Seokjin langsung merangkul pinggang gadisnya itu, lalu pergi menuju kursi tersebut.


Sesampainya disana, Y/n begitu terkejut dan juga takjub saat melihat sebuah meja makan yang dihiasi banyak lilin dan taburan bunga mawar yang membentuk sebuah hati. Dan juga berbagai makanan yang sudah tersaji disana.


"Ayo sayang kita duduk!!" Ajak Seokjin membawa gadisnya itu duduk saling berhadapan.


Saat Y/n duduk ia masih tak percaya dengan apa yang sedang ada dihadapannya.


"Seokjin apa ini semua kau yang mempersiapkannya??" Tanya Y/n dengan mata berbinar.


Seokjin membalas dengan sebuah anggukan, dan tak lupa senyumannya yang begitu hangat.
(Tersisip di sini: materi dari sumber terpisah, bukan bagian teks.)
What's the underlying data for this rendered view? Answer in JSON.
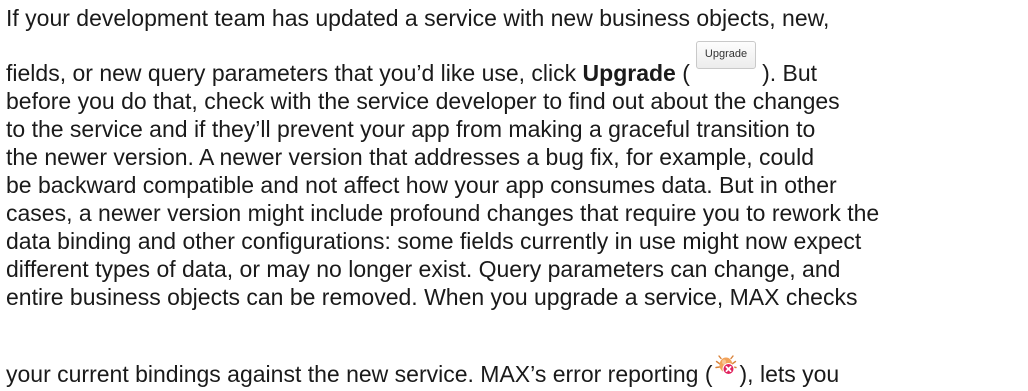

"Tapi, kenapa kau melakukan semua ini??" Tanya Y/n masih dengan penasaran.


Seokjin lalu mengeluarkan sebuah kotak merah berukuran kecil. Lalu ia membukanya dihadapan istrinya. Terlihat sebuah kalung emas putih dengan berlian yang begitu berkilau. Dengan tampa permisi ia langsung memakaikannya keleher gadis dihadapannya.


"Yaaaa,,(nada manja) Seokjin kalung ini untukku?? Aku masih belum mengerti kenapa kau melakukan semua ini??" Ujar gadis itu memasang wajah kebingungan.
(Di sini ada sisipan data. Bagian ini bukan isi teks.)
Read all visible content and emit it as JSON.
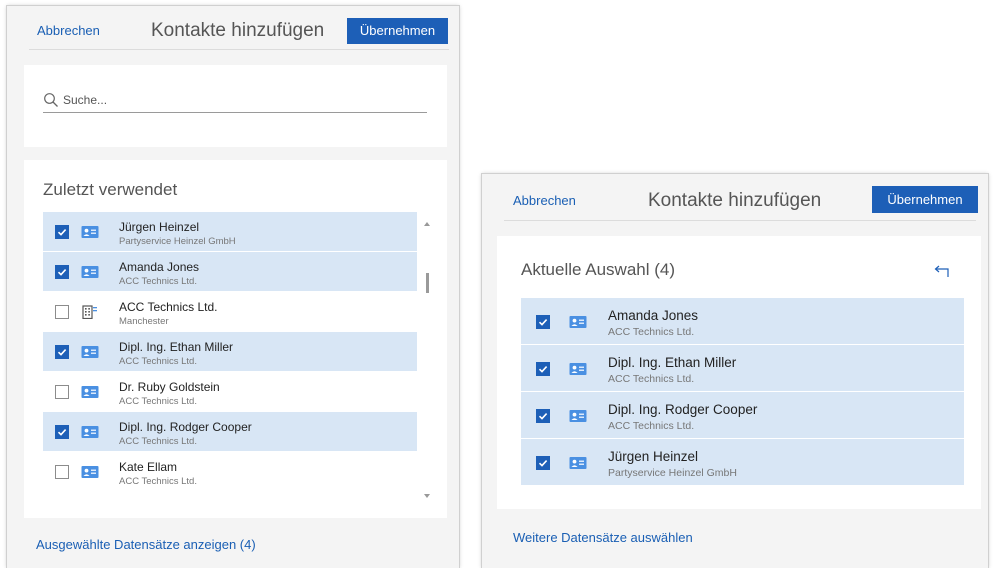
{
  "left_panel": {
    "cancel_label": "Abbrechen",
    "title": "Kontakte hinzufügen",
    "apply_label": "Übernehmen",
    "search_placeholder": "Suche...",
    "search_value": "",
    "section_title": "Zuletzt verwendet",
    "items": [
      {
        "name": "Jürgen Heinzel",
        "sub": "Partyservice Heinzel GmbH",
        "checked": true,
        "type": "contact"
      },
      {
        "name": "Amanda Jones",
        "sub": "ACC Technics Ltd.",
        "checked": true,
        "type": "contact"
      },
      {
        "name": "ACC Technics Ltd.",
        "sub": "Manchester",
        "checked": false,
        "type": "account"
      },
      {
        "name": "Dipl. Ing. Ethan Miller",
        "sub": "ACC Technics Ltd.",
        "checked": true,
        "type": "contact"
      },
      {
        "name": "Dr. Ruby Goldstein",
        "sub": "ACC Technics Ltd.",
        "checked": false,
        "type": "contact"
      },
      {
        "name": "Dipl. Ing. Rodger Cooper",
        "sub": "ACC Technics Ltd.",
        "checked": true,
        "type": "contact"
      },
      {
        "name": "Kate Ellam",
        "sub": "ACC Technics Ltd.",
        "checked": false,
        "type": "contact"
      }
    ],
    "footer_link": "Ausgewählte Datensätze anzeigen (4)"
  },
  "right_panel": {
    "cancel_label": "Abbrechen",
    "title": "Kontakte hinzufügen",
    "apply_label": "Übernehmen",
    "section_title": "Aktuelle Auswahl (4)",
    "items": [
      {
        "name": "Amanda Jones",
        "sub": "ACC Technics Ltd.",
        "checked": true,
        "type": "contact"
      },
      {
        "name": "Dipl. Ing. Ethan Miller",
        "sub": "ACC Technics Ltd.",
        "checked": true,
        "type": "contact"
      },
      {
        "name": "Dipl. Ing. Rodger Cooper",
        "sub": "ACC Technics Ltd.",
        "checked": true,
        "type": "contact"
      },
      {
        "name": "Jürgen Heinzel",
        "sub": "Partyservice Heinzel GmbH",
        "checked": true,
        "type": "contact"
      }
    ],
    "footer_link": "Weitere Datensätze auswählen"
  },
  "icons": {
    "search": "search-icon",
    "contact": "contact-card-icon",
    "account": "building-icon",
    "back": "back-arrow-icon",
    "check": "checkmark-icon"
  },
  "colors": {
    "accent": "#1d5fb7",
    "link": "#1a5fb4",
    "selected_row": "#d8e6f5",
    "contact_icon": "#4a90e2"
  }
}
Seokjin lalu memegang lembut kedua tangan Y/n dengan tatapan hangat terpancar dari bola matanya.


"Kau pasti kebingungan dengan caraku ini. Jujur saja aku tidak tau caranya untuk bersikap romantis. Tapi semua ini aku lakukan karena ingin membuatmu percaya jika aku benar-benar mencintaimu Y/n. Aku juga tidak tau apa yang sudah kulakukan sekarang ini bisa disebut romantis atau tidak. Tapi aku benar-benar sudah tidak tau caranya untuk mengungkapkan isi hatiku." Tutur Seokjin sedikit malu.
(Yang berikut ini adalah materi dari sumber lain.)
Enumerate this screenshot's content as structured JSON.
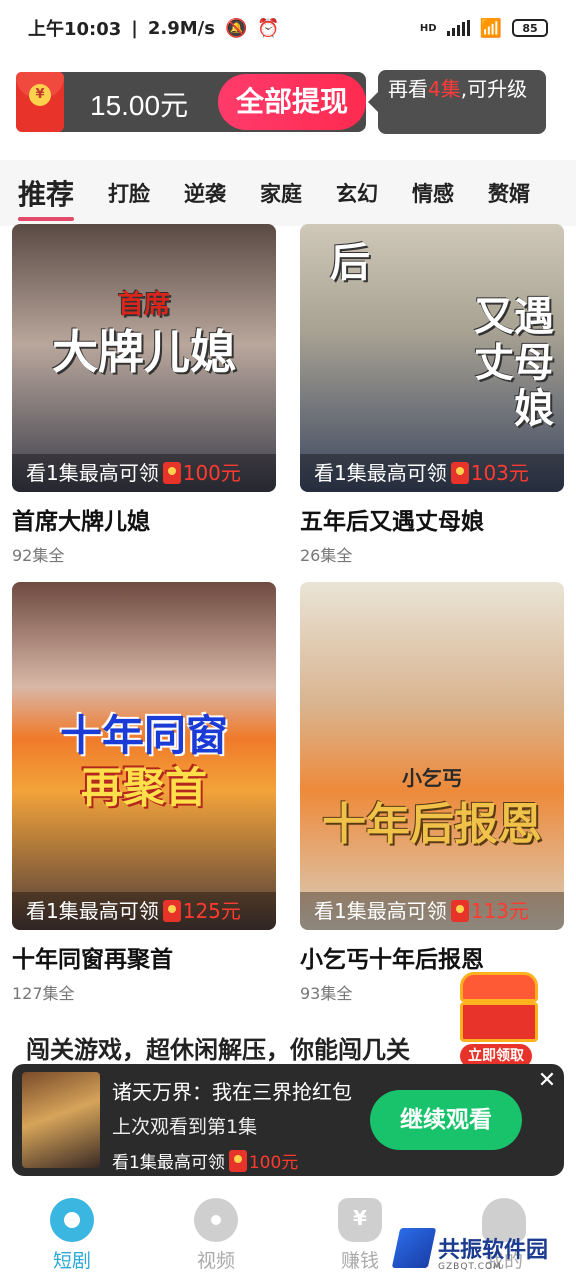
{
  "status_bar": {
    "time": "上午10:03",
    "speed": "2.9M/s",
    "network": "HD",
    "battery": "85",
    "icons": [
      "mute-icon",
      "alarm-icon",
      "signal-icon",
      "wifi-icon",
      "battery-icon"
    ]
  },
  "reward_banner": {
    "balance": "15.00元",
    "withdraw_label": "全部提现",
    "tip_prefix": "再看",
    "tip_highlight": "4集",
    "tip_suffix": ",可升级",
    "coin_symbol": "¥"
  },
  "tabs": [
    {
      "label": "推荐",
      "active": true
    },
    {
      "label": "打脸"
    },
    {
      "label": "逆袭"
    },
    {
      "label": "家庭"
    },
    {
      "label": "玄幻"
    },
    {
      "label": "情感"
    },
    {
      "label": "赘婿"
    }
  ],
  "cards": [
    {
      "poster_title_line1": "首席",
      "poster_title_line2": "大牌儿媳",
      "reward_prefix": "看1集最高可领",
      "reward_amount": "100元",
      "title": "首席大牌儿媳",
      "episodes": "92集全"
    },
    {
      "poster_title_line1": "后",
      "poster_title_line2": "又遇丈母娘",
      "reward_prefix": "看1集最高可领",
      "reward_amount": "103元",
      "title": "五年后又遇丈母娘",
      "episodes": "26集全"
    },
    {
      "poster_title_line1": "十年同窗",
      "poster_title_line2": "再聚首",
      "reward_prefix": "看1集最高可领",
      "reward_amount": "125元",
      "title": "十年同窗再聚首",
      "episodes": "127集全"
    },
    {
      "poster_title_line1": "小乞丐",
      "poster_title_line2": "十年后报恩",
      "reward_prefix": "看1集最高可领",
      "reward_amount": "113元",
      "title": "小乞丐十年后报恩",
      "episodes": "93集全"
    }
  ],
  "game_banner": "闯关游戏，超休闲解压，你能闯几关",
  "chest_label": "立即领取",
  "continue_watching": {
    "title": "诸天万界：我在三界抢红包",
    "progress": "上次观看到第1集",
    "reward_prefix": "看1集最高可领",
    "reward_amount": "100元",
    "button": "继续观看",
    "close": "✕"
  },
  "bottom_nav": [
    {
      "label": "短剧",
      "icon": "film-reel-icon",
      "active": true
    },
    {
      "label": "视频",
      "icon": "video-disc-icon"
    },
    {
      "label": "赚钱",
      "icon": "money-bag-icon"
    },
    {
      "label": "我的",
      "icon": "user-icon"
    }
  ],
  "watermark": {
    "text": "共振软件园",
    "sub": "GZBQT.COM"
  },
  "colors": {
    "accent_pink": "#ff2a50",
    "green": "#19c36b",
    "nav_active": "#2ba9d6",
    "reward_red": "#ff3b30"
  }
}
Y/n lalu terkekeh sambil salah satu tangannya mengusap lembut pipi suaminya itu dengan ibu jarinya.


"Kau tau?? Ini bahkan melebihi kata romantis. Rasanya jantungku ingin meledak saking senangnya. Seokjin-si. Aku menghargai semua usahamu ini. Tapi kau tak perlu melakukan semua ini!! Tampa kau melakukan ini pun aku sudah percaya kau benar-benar mencintaiku. Dan aku pun sama akan selalu mencintaimu." Balas Y/n tak kalah lembutnya dan sukses membuat jantung pria itu berdebar-debar.


"Benarkah?? Aku sangat senang mendengarnya. Berjanjilah padaku Y/n!! Berjanjilah untuk tidak meninggalkanku!! Apapun masalahnya, dan sebesar apapun godaannya. Aku mohon jangan tinggalkan aku." Pinta Seokjin penuh penekanan.


"Aku berjanji Seokjin. Aku tidak akan meninggalkanmu sampai maut yang memisahkan kita. Bahkan aku berharap pada tuhan, jika diberi pilihan antara aku dan kau yang harus mati duluan. Aku akan memilih diriku terlebih dahulu yang mati, kenapa?? Karena aku ingin saat aku menutup mataku untuk terakhir kalinya, yang teringat saat itu hanyalah dirimu yang aku cinta." Tutur gadis itu terdengar begitu tulus.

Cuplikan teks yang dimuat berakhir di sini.